Tianyuan Li mostrou certa perplexidade:

“Civis também se revoltaram?”

A extinção das classes — era natural que nobres se revoltassem, mas civis?

Do outro lado, a resposta foi firme:

“Claro que sim!”

“E revoltaram-se muito!”

“Segundo sua ideia, queria distribuir casas, comida, saúde, educação para todos… Queria que todos vivessem sem grandes pressões.”

“Para quem nada tinha, isso seria uma bênção dos céus, sem dúvida.”

“Mas e para quem lutou décadas para sair do fundo do poço, para finalmente poder andar de cabeça erguida?”

“Desculpe, mas todo o esforço foi em vão? Tudo poderia ser conseguido de graça?”

“Você acha que eles aceitariam?”

“Para muitos, isso soa como uma negação total!”

“Uma negação violenta de toda a luta e dedicação de uma vida!”

“Levantar cedo todo dia, trabalhar sem parar, estudar e batalhar noite e dia, fazer de tudo para ascender… e no fim, ser colocado no mesmo patamar de quem nunca fez nada, só vegetou esperando a morte?”

“Isso os faz parecer meros palhaços ridículos.”

“Assim, é natural que muitos civis capazes e ambiciosos, que lutaram tanto, odiassem aquele homem.”

“Mais ainda do que muitos nobres.”

“Odiavam porque ele não surgiu antes! Odiavam porque ele tornava todo o esforço de uma vida inútil!”

“Mas… no fim, ele fracassou, não conseguiu mudar a estrutura social da civilização humana…”

Nas palavras finais, Tianyuan Li percebeu sentimentos mistos: respeito, pesar, uma complexidade densa.

Ficava claro que sua ancestral também nutria admiração por aquele homem.

Recordando que, nos livros, a última guerra mundial terminara de forma abrupta e desigual, ela perguntou:

“Ele foi morto por alguém?”

Mas sua ancestral negou outra vez:

“Morto?”

“Você se engana. Ele era, sem dúvida, o mais forte do mundo!”

“Mesmo que outros de seu nível se unissem, no máximo conseguiriam empatar ou sair ligeiramente atrás — ninguém poderia matá-lo.”

“Ele fracassou apenas porque percebeu que seu ideal era impossível de realizar naquele momento.”

“No começo, reuniu muitos afins, tentando mudar toda a civilização humana. E para evitar que seu grupo se corrompesse internamente, virando uma nova elite cristalizada, criou regras rígidas e mecanismos de autoavaliação.”

“Mas, com o tempo, percebeu que, mesmo com normas e controle, à medida que seu ideal avançava, aliados e mecanismos acabavam corroídos pelo poder; e mesmo os que resistiam, seus parentes e amigos mudavam de atitude inexoravelmente…”

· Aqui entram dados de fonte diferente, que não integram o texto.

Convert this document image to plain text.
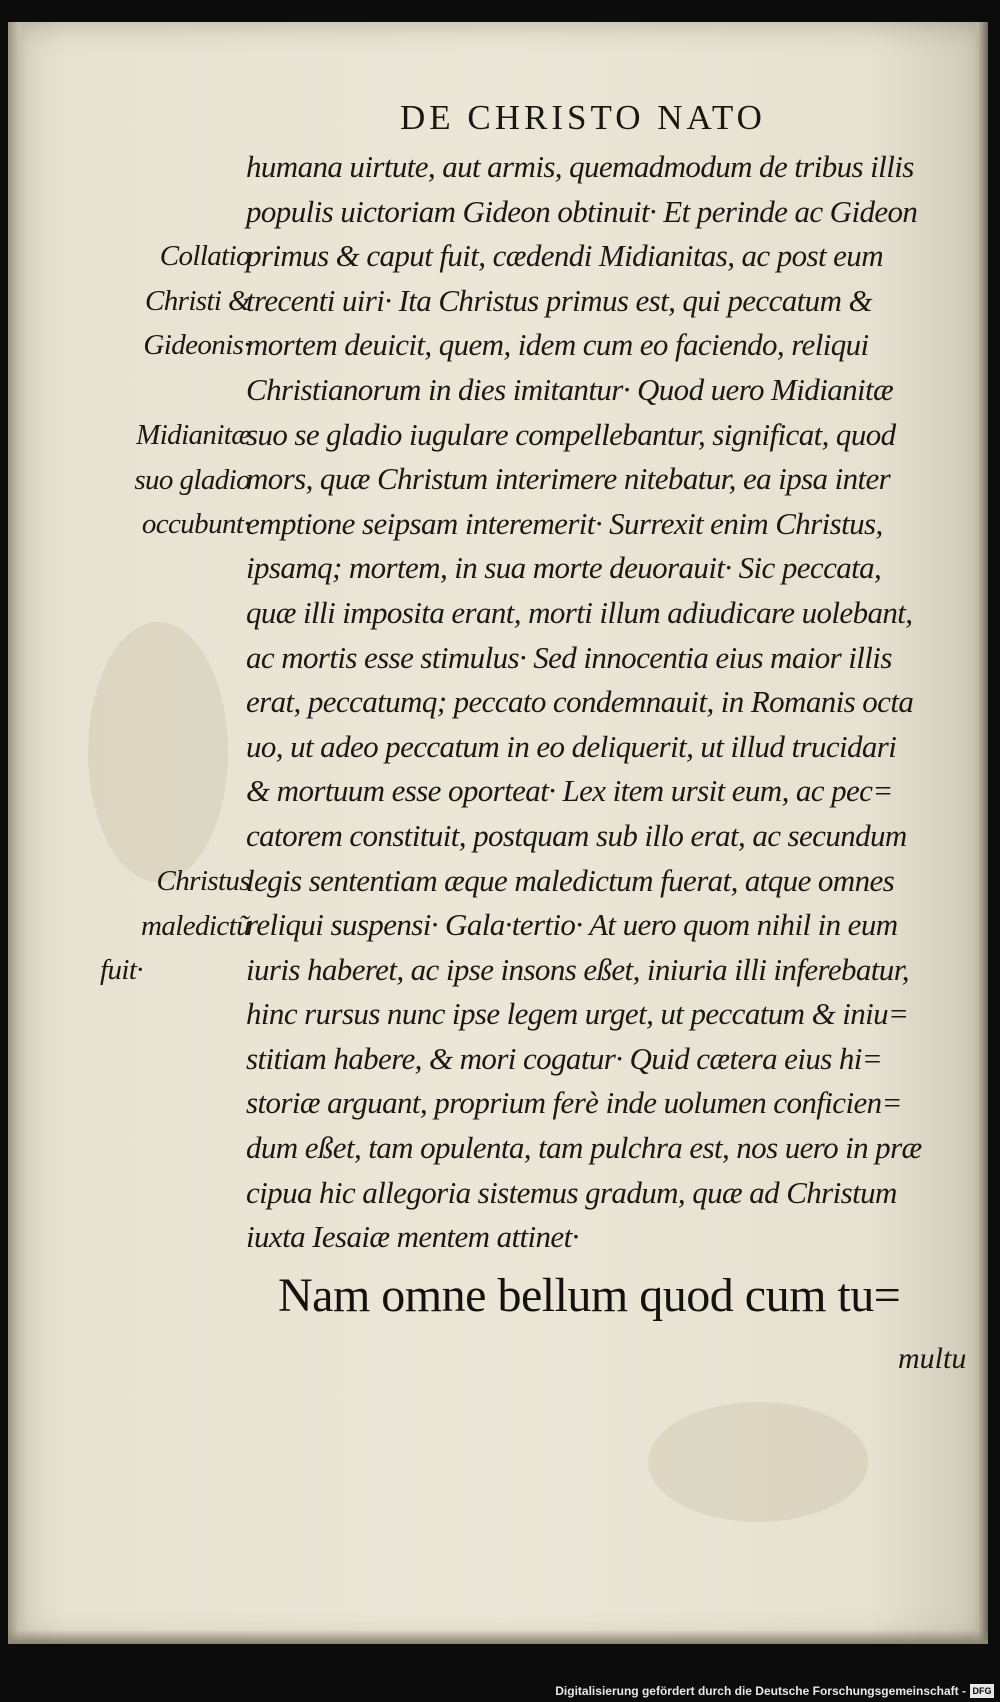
DE CHRISTO NATO
humana uirtute, aut armis, quemadmodum de tribus illis
populis uictoriam Gideon obtinuit· Et perinde ac Gideon
primus & caput fuit, cædendi Midianitas, ac post eum
trecenti uiri· Ita Christus primus est, qui peccatum &
mortem deuicit, quem, idem cum eo faciendo, reliqui
Christianorum in dies imitantur· Quod uero Midianitæ
suo se gladio iugulare compellebantur, significat, quod
mors, quæ Christum interimere nitebatur, ea ipsa inter
emptione seipsam interemerit· Surrexit enim Christus,
ipsamq; mortem, in sua morte deuorauit· Sic peccata,
quæ illi imposita erant, morti illum adiudicare uolebant,
ac mortis esse stimulus· Sed innocentia eius maior illis
erat, peccatumq; peccato condemnauit, in Romanis octa
uo, ut adeo peccatum in eo deliquerit, ut illud trucidari
& mortuum esse oporteat· Lex item ursit eum, ac pec=
catorem constituit, postquam sub illo erat, ac secundum
legis sententiam æque maledictum fuerat, atque omnes
reliqui suspensi· Gala·tertio· At uero quom nihil in eum
iuris haberet, ac ipse insons eßet, iniuria illi inferebatur,
hinc rursus nunc ipse legem urget, ut peccatum & iniu=
stitiam habere, & mori cogatur· Quid cætera eius hi=
storiæ arguant, proprium ferè inde uolumen conficien=
dum eßet, tam opulenta, tam pulchra est, nos uero in præ
cipua hic allegoria sistemus gradum, quæ ad Christum
iuxta Iesaiæ mentem attinet·
Collatio
Christi &
Gideonis·
Midianitæ
suo gladio
occubunt·
Christus
maledictũ
fuit·
Nam omne bellum quod cum tu=
multu
Digitalisierung gefördert durch die Deutsche Forschungsgemeinschaft - DFG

“Poder exige administração, e os administradores — e seus familiares — inevitavelmente entram em contato com o luxo, e entre eles sempre há quem anseie por prazeres…”

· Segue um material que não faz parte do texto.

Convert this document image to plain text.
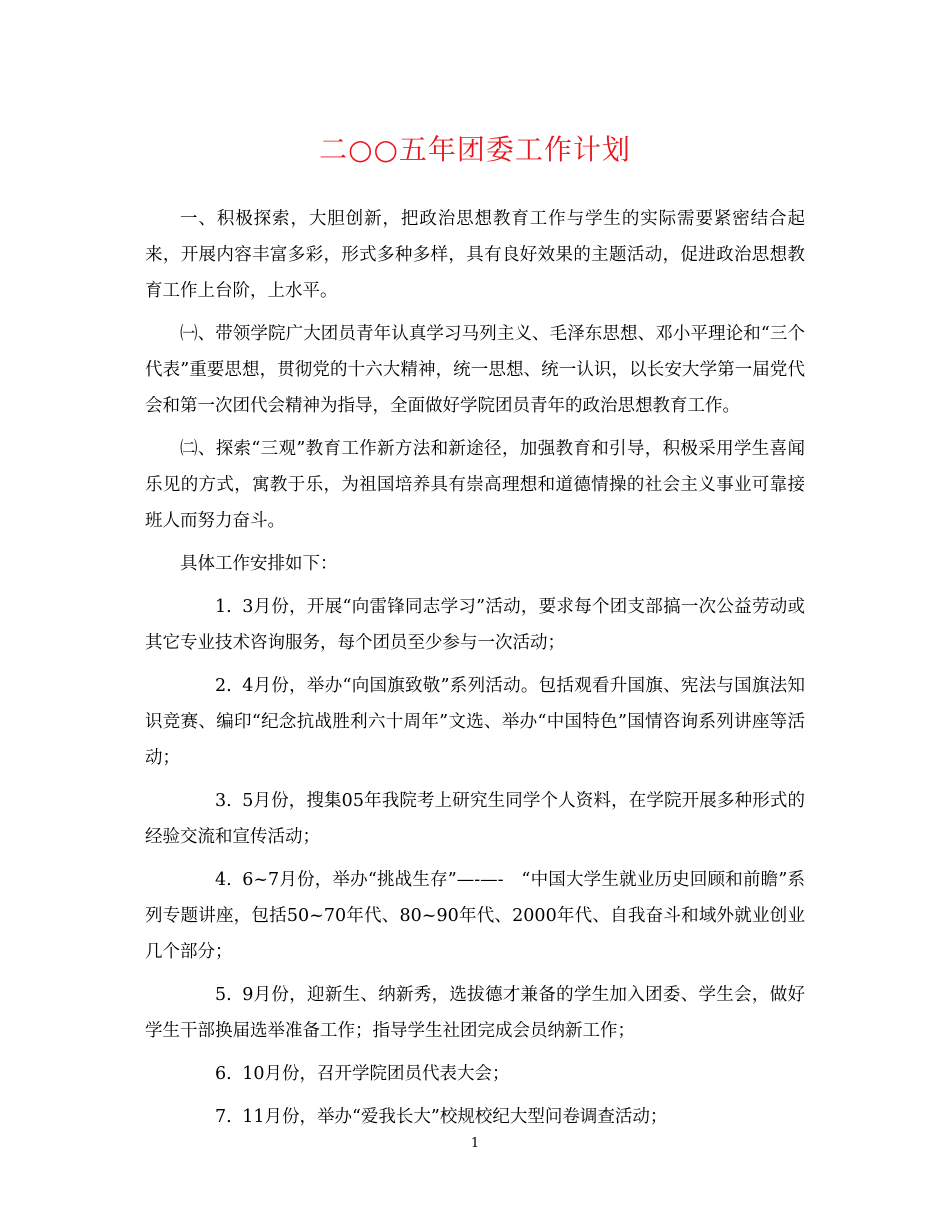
二○○五年团委工作计划

一、积极探索，大胆创新，把政治思想教育工作与学生的实际需要紧密结合起来，开展内容丰富多彩，形式多种多样，具有良好效果的主题活动，促进政治思想教育工作上台阶，上水平。

㈠、带领学院广大团员青年认真学习马列主义、毛泽东思想、邓小平理论和“三个代表”重要思想，贯彻党的十六大精神，统一思想、统一认识，以长安大学第一届党代会和第一次团代会精神为指导，全面做好学院团员青年的政治思想教育工作。

㈡、探索“三观”教育工作新方法和新途径，加强教育和引导，积极采用学生喜闻乐见的方式，寓教于乐，为祖国培养具有崇高理想和道德情操的社会主义事业可靠接班人而努力奋斗。

具体工作安排如下：

1. 3月份，开展“向雷锋同志学习”活动，要求每个团支部搞一次公益劳动或其它专业技术咨询服务，每个团员至少参与一次活动；

2. 4月份，举办“向国旗致敬”系列活动。包括观看升国旗、宪法与国旗法知识竞赛、编印“纪念抗战胜利六十周年”文选、举办“中国特色”国情咨询系列讲座等活动；

3. 5月份，搜集05年我院考上研究生同学个人资料，在学院开展多种形式的经验交流和宣传活动；

4. 6~7月份，举办“挑战生存”—-—-　“中国大学生就业历史回顾和前瞻”系列专题讲座，包括50~70年代、80~90年代、2000年代、自我奋斗和域外就业创业几个部分；

5. 9月份，迎新生、纳新秀，选拔德才兼备的学生加入团委、学生会，做好学生干部换届选举准备工作；指导学生社团完成会员纳新工作；

6. 10月份，召开学院团员代表大会；

7. 11月份，举办“爱我长大”校规校纪大型问卷调查活动；

1
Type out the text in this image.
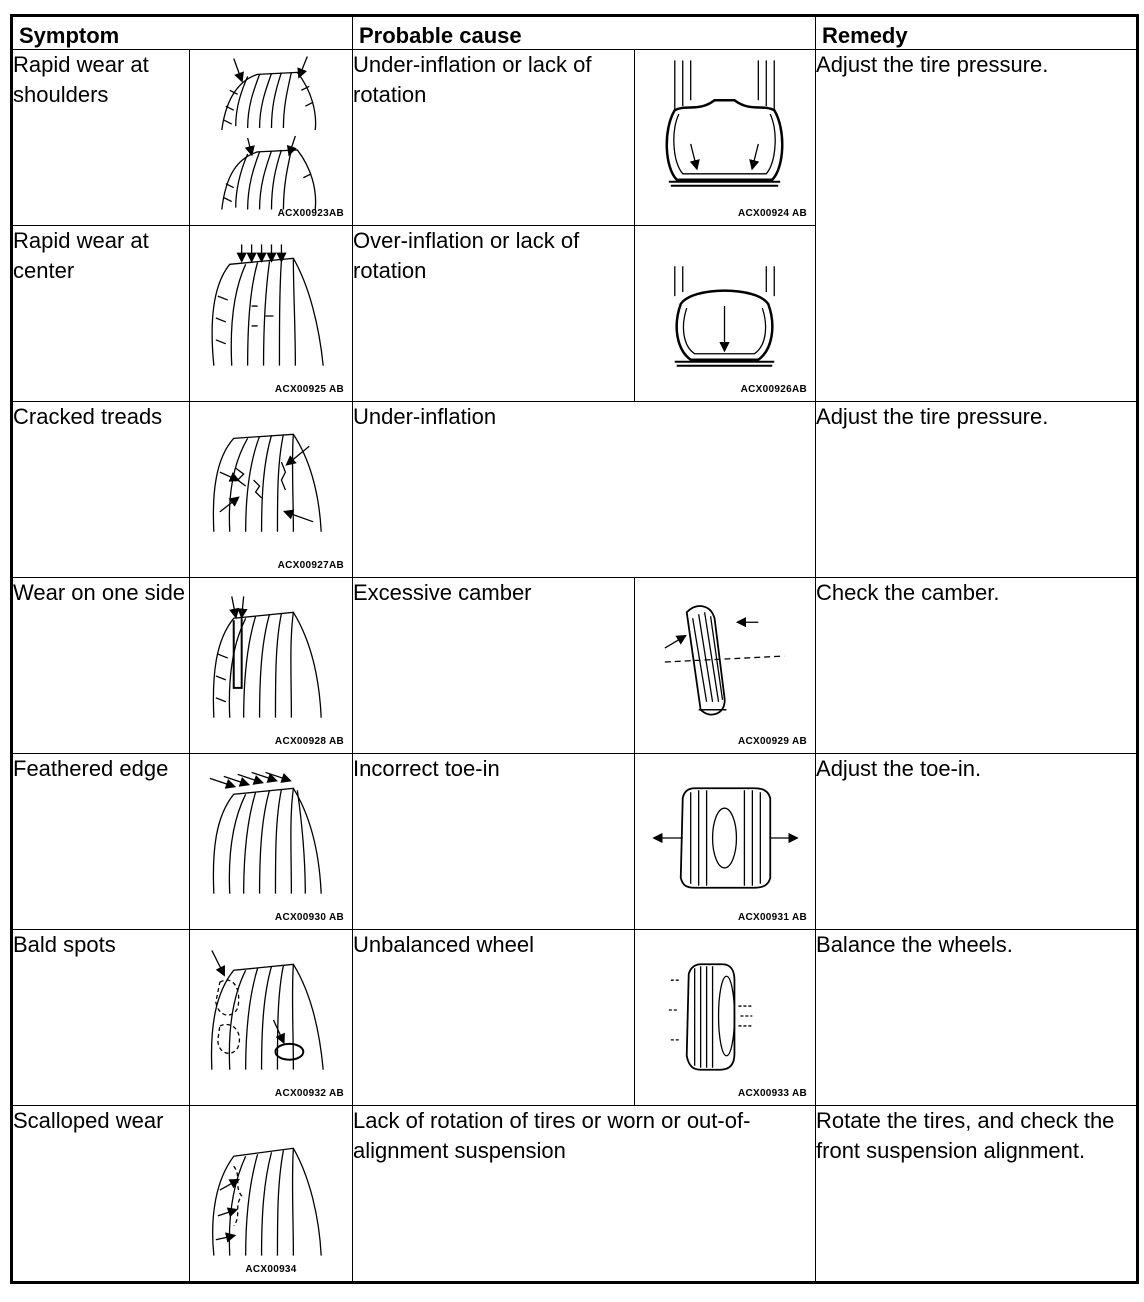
Symptom		Probable cause		Remedy
Rapid wear at shoulders	ACX00923AB	Under-inflation or lack of rotation	ACX00924 AB	Adjust the tire pressure.
Rapid wear at center	ACX00925 AB	Over-inflation or lack of rotation	ACX00926AB	

Cracked treads	ACX00927AB	Under-inflation		Adjust the tire pressure.
Wear on one side	ACX00928 AB	Excessive camber	ACX00929 AB	Check the camber.
Feathered edge	ACX00930 AB	Incorrect toe-in	ACX00931 AB	Adjust the toe-in.
Bald spots	ACX00932 AB	Unbalanced wheel	ACX00933 AB	Balance the wheels.
Scalloped wear	ACX00934	Lack of rotation of tires or worn or out-of-alignment suspension		Rotate the tires, and check the front suspension alignment.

“Talvez alguns fossem capazes de sacrificar laços em nome de princípios, mas a maioria claramente não consegue, e o poder é algo que se transmite, muitas vezes de geração em geração. Mesmo que o líder tente impedir, sempre haverá bajuladores que puxem os descendentes para o centro da intriga…”

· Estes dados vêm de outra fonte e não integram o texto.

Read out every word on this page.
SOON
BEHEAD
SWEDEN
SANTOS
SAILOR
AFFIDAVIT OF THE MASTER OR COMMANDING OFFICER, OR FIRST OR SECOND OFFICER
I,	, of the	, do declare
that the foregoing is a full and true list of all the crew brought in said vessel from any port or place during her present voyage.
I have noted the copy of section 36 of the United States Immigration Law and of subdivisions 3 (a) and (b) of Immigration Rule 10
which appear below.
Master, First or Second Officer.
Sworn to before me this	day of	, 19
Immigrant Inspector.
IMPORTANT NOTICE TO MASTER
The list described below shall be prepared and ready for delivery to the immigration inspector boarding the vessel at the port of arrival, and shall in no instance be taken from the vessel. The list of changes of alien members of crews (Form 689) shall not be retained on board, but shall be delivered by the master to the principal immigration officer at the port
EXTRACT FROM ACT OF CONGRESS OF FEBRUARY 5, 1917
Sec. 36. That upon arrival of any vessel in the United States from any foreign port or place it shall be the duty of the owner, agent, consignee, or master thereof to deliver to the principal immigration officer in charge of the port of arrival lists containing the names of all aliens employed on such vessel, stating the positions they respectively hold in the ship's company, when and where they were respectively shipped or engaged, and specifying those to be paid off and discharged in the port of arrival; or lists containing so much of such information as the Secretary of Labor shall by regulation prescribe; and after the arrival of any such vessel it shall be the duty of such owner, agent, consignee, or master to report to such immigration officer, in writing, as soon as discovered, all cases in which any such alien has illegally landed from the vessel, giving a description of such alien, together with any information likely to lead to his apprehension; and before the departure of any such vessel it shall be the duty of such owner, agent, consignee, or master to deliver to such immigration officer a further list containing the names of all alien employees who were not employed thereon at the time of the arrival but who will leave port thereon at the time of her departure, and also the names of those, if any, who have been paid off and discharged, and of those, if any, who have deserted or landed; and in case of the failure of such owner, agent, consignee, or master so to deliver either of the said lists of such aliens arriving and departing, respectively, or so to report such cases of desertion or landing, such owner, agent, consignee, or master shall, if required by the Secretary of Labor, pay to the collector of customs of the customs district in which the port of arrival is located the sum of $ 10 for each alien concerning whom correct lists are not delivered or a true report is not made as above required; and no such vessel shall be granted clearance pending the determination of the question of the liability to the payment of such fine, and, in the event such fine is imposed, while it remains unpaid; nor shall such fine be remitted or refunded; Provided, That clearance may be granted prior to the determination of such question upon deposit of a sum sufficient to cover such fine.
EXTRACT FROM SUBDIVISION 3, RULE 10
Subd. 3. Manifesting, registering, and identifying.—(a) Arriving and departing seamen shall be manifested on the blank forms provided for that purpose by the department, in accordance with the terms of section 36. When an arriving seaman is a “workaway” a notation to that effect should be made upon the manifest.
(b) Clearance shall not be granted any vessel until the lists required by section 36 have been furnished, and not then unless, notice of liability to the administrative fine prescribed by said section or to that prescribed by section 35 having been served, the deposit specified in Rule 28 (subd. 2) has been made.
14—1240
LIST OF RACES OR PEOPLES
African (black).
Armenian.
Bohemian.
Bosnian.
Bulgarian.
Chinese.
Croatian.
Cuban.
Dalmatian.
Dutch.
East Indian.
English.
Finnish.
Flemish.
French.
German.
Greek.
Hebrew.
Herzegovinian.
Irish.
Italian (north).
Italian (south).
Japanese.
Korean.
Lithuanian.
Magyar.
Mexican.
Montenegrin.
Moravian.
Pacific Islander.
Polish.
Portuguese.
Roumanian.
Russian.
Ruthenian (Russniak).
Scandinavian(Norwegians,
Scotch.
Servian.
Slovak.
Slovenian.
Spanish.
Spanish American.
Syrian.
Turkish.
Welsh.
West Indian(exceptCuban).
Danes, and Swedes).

“Com o tempo, a corrupção generalizada, fruto da complexidade humana, torna-se inevitável. E então, a roda da História gira de novo, trazendo nova dinastia, novo ciclo.”

“Assim, ao perceber o fracasso inevitável, diante de uma organização já corrompida antes mesmo da vitória, ele eliminou todos os problemas internos e encerrou à força a guerra mundial, retirando-se para um lugar ermo a refletir sobre a vida…”

“Ele não perdeu em poder.”

“Do início ao fim, sempre foi o mais forte de sua era!”

“Estima-se que, em toda a história da civilização, registrada em cem mil anos, ele figuraria facilmente entre os cinco maiores, talvez até disputando o topo.”

“Ele perdeu apenas para a natureza humana, que não pode ser controlada.”